シネマの舞台裏2

Yu kaneko(批評家・映像作家)のブログ

狼たちの午後 ③

johnfante2008-01-10

狼たちの午後 (1976年) (Hayakawa novels)

狼たちの午後 (1976年) (Hayakawa novels)


上はパトリック・マン作の小説版「狼たちの午後」、右写真はジョンの逮捕時の写真

FBIが乗り出す


ついに、今まで静観していたFBI捜査官のリチャード・ベイカー(Richard Baker)と、マーフィー(Murphy)捜査官が動き出した。言いなりだった市警の刑事とは対照的に、リチャードは冷静な態度でジョンに近づき、優しく、そして時には力強い口調でジョンに投降を勧めた。

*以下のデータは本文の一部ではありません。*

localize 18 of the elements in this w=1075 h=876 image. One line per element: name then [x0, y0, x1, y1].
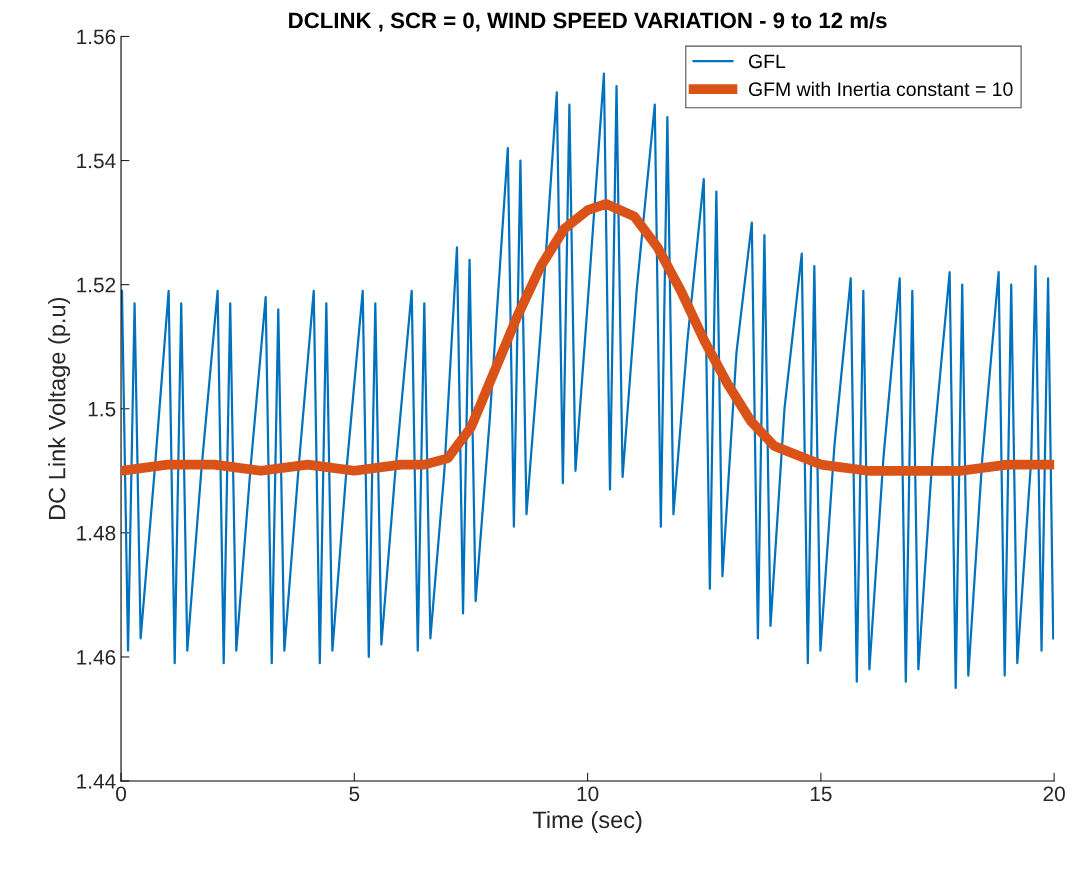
x-axis-title: Time (sec) [532, 810, 642, 833]
y-tick-label: 1.54 [77, 153, 116, 169]
chart-title: DCLINK , SCR = 0, WIND SPEED VARIATION - 9 to 12 m/s [289, 12, 887, 32]
x-tick-label: 0 [116, 786, 127, 802]
line-series [121, 72, 1055, 690]
x-tick-label: 15 [810, 786, 832, 802]
x-tick-label: 10 [577, 786, 599, 802]
y-tick-label: 1.5 [88, 401, 116, 417]
y-tick-label: 1.44 [77, 774, 116, 789]
y-tick-label: 1.48 [77, 525, 116, 541]
y-axis-title: DC Link Voltage (p.u) [48, 297, 71, 520]
y-tick-label: 1.52 [77, 277, 116, 293]
legend-label: GFM with Inertia constant = 10 [748, 81, 1013, 97]
legend-label: GFL [748, 54, 786, 69]
x-tick-label: 5 [349, 786, 360, 802]
y-tick-label: 1.56 [77, 29, 116, 45]
x-tick-label: 20 [1043, 786, 1065, 802]
y-tick-label: 1.46 [77, 649, 116, 665]
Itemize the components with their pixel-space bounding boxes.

ジョンもFBIのリチャードや電話によるアーネストの説得に心が動いたが、一途に成功か死かのいずれかしかないと信じ込んでいるサルを裏切ることはできなかった。
ジョンの母による説得工作も失敗に終わる。銀行の前に集まった群衆のなかには、プラカードを掲げたゲイの一群もあり、ジョンに向けて力強いエールを送っていた。
警察側は、ジョンたちの要求通り、国外逃亡用のジェット機を用意せざるをえない状況に追い込まれた。ジョンとサルにとり、一か八かの試みのときが近づいていた。ジョンは行員の1人に筆記させて、生命保険を誰にいくらずつ分配するかなどについて遺書を作成した。



狼たちの午後」のオープニング


銀行を脱出


マイクロバスが銀行の前に用意された。
外へ出ていき、冷静にバスの座席をチェックしていくジョン。運転してきた黒人の男に、引き続き空港まで運転するように指示する。黒人の男は断りながらも、しぶしぶと承知する。ジョンはその男が警官だと気づき、代わりに近くにいたマーフィー捜査官のボディチェックをし、車の運転をするようにいった。
残りの7人の人質を周囲にめぐらせ、ジョンとサルは外へ出て行く。そして、素早くバスに乗り込むことに成功する。そこで1人の人質を解放した。FBI捜査官リチャードの運転する車に先導され、まわりをパトカーにかこまれて、マイクロバスはJFK空港に向けて走り出した。


銀行からJ空港までの、息づまるような緊張に充ちた移動。
警官が運転するマイクロバスが空港に到着した。目の前に、本物のジャンボジェット機が用意されていた。「本当に成功したぞ」とジョンは目を輝かせた。サルは後部座席で、緊張した面持ちで銃を握っていた。
リチャード捜査官が近づいてきて、ジョンに話しかけた。拳銃を持ったサルが降りようとしたとき、一瞬の隙をねらって、運転していたマーフィー捜査官が発砲した銃弾が、サルを撃ち抜いた。
結局、サルバトールは殺害され、ジョンは取り押さえられて、逃亡は失敗に終わった。


事件のその後


1973年4月23日、武装銀行強盗の罪により、ジョン・ウォトヴィッツは20年間の服役を宣告された。
初犯でさらに司法取引をしたが、情状酌量はなかった。ペンシルヴァニア州のルイスバーグにある刑務所に送られた。
75年、この事件の映画化を考えたワーナー・ブラザーズが、ジョンから7500ドルで映画化権を買いとった。さらに、映画の純利益の1パーセントを、彼が受け取れる契約になった。


ジョンは当初の目的の通り、そのうちの2500ドルを、アーネスト・アロンへ性転換手術費用として渡した。アーネストは手術を受けて、リズ・エデンと改名し、ニューヨークに住んだ。彼女は1987年にエイズで亡くなり、ジョンは7年間服役した後に釈放された。
01年のニューヨーク・タイムスの報道によれば、ジョン・ウォトヴィッツはブルックリンで、生活保護をもらいながら生活していたということだ。
2006年1月2日、彼は60歳で癌により亡くなった。



※ジョン・ウォトヴィッツに関しては、オランダのWalter Stokmanが「Based On a True Story」というドキュメンタリーを2000年に製作している。